PELAIHARI, dnusantarapost.com – Bupati Tanah Laut (Tala) H. Rahmat Trianto didampingi Wakil Bupati H. M. Zazuli menghadiri Rapat Paripurna DPRD Kabupaten Tanah Laut, Rabu (17/6/2026). Agenda rapat meliputi penyampaian Raperda, pandangan umum fraksi, serta jawaban bupati terhadap Raperda Kabupaten.
Dalam kesempatan tersebut, Rahmat menyampaikan apresiasi kepada seluruh anggota DPRD atas sinergi yang telah terjalin dalam penyelenggaraan pemerintahan dan pembangunan daerah selama tahun anggaran 2025.
Ia menegaskan bahwa keberhasilan pembangunan tidak terlepas dari peran seluruh unsur, baik eksekutif, legislatif maupun yudikatif yang saling mendukung dalam menjalankan tugas dan tanggung jawab masing-masing.
Menurutnya, kritik, saran, dan masukan dari DPRD memiliki peran penting dalam penyempurnaan kebijakan serta program pembangunan daerah.
“Kami telah mencatat seluruh masukan dari fraksi-fraksi DPRD. Semua saran dan kritik tersebut akan menjadi bahan evaluasi untuk meningkatkan kualitas pelaksanaan program pembangunan ke depan,” ujarnya.
Bupati juga mengakui masih terdapat sejumlah target pembangunan yang belum sepenuhnya tercapai. Di antaranya program rumah layak huni yang masih menyisakan kekurangan dari target yang telah ditetapkan, serta program cetak sawah yang realisasinya belum maksimal akibat berbagai faktor, termasuk kondisi cuaca dan kendala pelaksanaan di lapangan.
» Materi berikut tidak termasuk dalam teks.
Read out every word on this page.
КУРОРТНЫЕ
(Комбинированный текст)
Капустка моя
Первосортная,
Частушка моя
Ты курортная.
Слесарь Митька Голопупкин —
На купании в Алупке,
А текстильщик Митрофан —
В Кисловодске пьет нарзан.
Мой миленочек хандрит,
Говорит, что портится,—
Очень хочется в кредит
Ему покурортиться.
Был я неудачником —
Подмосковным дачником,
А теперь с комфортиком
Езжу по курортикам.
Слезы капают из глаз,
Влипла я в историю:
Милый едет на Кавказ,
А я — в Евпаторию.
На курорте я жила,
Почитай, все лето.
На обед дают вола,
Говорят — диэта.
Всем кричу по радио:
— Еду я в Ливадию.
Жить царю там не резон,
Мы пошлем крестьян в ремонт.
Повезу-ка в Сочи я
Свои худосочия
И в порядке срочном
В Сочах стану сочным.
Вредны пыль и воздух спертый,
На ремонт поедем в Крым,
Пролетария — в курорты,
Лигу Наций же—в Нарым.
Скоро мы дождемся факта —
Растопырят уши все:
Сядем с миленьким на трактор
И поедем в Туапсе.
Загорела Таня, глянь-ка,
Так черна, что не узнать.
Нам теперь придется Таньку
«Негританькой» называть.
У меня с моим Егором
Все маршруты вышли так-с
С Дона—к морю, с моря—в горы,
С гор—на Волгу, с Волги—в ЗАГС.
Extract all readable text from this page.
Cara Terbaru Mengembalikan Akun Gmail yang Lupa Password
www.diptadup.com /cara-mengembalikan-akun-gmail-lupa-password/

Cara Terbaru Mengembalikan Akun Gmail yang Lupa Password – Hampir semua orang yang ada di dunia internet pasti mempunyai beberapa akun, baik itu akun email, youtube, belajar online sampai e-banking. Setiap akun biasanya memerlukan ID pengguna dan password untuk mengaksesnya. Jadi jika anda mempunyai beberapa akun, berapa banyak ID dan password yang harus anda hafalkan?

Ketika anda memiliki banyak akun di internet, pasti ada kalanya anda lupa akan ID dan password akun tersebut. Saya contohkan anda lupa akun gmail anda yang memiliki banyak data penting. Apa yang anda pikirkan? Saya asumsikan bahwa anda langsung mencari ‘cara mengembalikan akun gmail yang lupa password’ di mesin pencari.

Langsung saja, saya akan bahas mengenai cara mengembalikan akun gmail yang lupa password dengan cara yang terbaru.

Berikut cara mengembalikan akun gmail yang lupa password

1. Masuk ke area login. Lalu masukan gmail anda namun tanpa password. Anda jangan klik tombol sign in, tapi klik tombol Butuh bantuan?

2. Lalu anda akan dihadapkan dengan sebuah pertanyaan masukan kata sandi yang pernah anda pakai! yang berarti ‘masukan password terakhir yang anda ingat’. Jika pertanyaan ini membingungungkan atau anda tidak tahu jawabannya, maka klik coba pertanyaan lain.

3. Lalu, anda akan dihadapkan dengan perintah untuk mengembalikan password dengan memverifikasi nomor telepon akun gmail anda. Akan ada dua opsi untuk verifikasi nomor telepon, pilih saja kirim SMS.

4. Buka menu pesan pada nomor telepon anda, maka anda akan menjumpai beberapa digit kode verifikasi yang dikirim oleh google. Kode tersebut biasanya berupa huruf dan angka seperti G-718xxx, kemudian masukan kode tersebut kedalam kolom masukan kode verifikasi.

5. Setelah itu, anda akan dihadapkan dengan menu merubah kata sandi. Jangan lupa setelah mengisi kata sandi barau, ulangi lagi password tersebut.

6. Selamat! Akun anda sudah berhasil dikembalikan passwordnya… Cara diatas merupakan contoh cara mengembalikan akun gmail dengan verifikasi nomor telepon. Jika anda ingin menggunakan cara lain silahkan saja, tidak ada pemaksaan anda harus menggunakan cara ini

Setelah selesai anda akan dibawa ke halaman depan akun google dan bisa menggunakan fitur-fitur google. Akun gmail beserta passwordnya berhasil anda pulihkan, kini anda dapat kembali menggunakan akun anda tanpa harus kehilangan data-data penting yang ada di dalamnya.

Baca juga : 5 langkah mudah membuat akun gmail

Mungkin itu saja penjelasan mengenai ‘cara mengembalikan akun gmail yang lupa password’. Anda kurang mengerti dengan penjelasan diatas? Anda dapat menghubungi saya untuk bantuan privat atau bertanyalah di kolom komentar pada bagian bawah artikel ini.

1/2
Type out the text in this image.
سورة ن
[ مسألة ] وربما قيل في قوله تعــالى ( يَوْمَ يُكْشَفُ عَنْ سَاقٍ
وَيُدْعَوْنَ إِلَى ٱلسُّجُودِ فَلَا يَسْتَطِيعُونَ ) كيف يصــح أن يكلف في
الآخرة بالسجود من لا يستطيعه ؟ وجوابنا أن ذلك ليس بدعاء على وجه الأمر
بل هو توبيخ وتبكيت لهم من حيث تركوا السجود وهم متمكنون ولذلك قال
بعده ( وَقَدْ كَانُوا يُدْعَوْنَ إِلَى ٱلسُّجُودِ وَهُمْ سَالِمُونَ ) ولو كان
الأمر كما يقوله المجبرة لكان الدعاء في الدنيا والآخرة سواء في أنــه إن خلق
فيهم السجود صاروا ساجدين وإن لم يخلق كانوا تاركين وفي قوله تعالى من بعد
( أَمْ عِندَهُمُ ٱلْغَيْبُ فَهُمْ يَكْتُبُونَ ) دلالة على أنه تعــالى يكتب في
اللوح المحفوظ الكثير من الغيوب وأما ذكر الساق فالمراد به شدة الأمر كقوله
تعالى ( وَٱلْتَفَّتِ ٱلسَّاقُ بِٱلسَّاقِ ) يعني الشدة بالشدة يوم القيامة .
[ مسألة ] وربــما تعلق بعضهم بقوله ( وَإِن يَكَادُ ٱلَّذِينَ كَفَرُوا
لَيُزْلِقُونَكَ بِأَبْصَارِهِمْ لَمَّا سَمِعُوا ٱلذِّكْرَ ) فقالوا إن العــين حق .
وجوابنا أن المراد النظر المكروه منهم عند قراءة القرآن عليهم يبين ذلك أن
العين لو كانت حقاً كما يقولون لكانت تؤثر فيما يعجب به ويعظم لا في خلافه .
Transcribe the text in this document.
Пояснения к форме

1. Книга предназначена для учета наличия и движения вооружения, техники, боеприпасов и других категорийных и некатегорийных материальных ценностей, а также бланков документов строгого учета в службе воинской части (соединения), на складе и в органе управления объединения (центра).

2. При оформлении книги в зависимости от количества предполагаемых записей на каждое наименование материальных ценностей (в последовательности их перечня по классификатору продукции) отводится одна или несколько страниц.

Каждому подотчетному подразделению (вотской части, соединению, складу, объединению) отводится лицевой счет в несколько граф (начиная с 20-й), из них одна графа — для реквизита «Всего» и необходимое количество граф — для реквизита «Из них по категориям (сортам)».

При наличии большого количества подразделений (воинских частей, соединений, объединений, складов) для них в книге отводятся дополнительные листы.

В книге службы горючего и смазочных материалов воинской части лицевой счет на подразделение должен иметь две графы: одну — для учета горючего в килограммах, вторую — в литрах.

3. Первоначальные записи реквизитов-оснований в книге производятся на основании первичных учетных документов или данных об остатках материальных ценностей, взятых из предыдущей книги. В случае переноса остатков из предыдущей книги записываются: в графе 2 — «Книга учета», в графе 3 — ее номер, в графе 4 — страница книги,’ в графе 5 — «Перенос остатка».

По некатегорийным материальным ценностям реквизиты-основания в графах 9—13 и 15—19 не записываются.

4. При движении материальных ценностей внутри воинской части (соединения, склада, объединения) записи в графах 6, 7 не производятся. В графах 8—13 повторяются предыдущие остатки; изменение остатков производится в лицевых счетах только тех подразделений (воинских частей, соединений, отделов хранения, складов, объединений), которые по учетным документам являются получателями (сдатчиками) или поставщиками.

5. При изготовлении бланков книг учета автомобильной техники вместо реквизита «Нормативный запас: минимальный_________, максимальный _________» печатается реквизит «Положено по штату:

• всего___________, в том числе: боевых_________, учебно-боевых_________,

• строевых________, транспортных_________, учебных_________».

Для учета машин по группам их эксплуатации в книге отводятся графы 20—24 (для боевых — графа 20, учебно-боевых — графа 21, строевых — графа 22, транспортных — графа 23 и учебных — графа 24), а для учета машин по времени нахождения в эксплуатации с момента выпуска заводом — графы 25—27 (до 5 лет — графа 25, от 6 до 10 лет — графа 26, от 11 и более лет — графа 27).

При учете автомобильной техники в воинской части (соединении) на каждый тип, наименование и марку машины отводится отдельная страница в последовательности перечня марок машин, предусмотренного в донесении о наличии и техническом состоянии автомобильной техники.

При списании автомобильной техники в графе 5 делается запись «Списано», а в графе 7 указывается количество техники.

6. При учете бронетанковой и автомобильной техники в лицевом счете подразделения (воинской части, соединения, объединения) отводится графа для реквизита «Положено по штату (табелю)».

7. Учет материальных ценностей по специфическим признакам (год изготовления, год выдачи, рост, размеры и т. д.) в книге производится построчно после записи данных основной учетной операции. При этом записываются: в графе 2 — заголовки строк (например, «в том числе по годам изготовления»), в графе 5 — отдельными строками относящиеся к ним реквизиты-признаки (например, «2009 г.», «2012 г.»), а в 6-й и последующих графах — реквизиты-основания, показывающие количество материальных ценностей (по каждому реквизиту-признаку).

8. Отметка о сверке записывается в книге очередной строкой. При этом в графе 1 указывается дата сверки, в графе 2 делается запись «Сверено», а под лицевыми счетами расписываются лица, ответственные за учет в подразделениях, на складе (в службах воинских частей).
Selain itu, Rahmat menyoroti pentingnya peningkatan Pendapatan Asli Daerah (PAD) sebagai langkah strategis menghadapi tantangan fiskal di masa mendatang.
Ia menyebut proyeksi anggaran daerah tahun 2027 diperkirakan mengalami penurunan sehingga diperlukan upaya bersama untuk mengoptimalkan berbagai potensi daerah, termasuk sektor pariwisata dan sumber pendapatan lainnya.
Pemkab Tanah Laut, lanjutnya, berkomitmen meningkatkan kualitas pengelolaan keuangan daerah melalui penguatan sistem pengendalian internal, optimalisasi PAD, serta memastikan setiap program pembangunan memberikan manfaat nyata bagi masyarakat.
Terkait hasil pemeriksaan Badan Pemeriksa Keuangan (BPK), ia menegaskan seluruh rekomendasi akan ditindaklanjuti meskipun Kabupaten Tanah Laut kembali meraih opini Wajar Tanpa Pengecualian (WTP).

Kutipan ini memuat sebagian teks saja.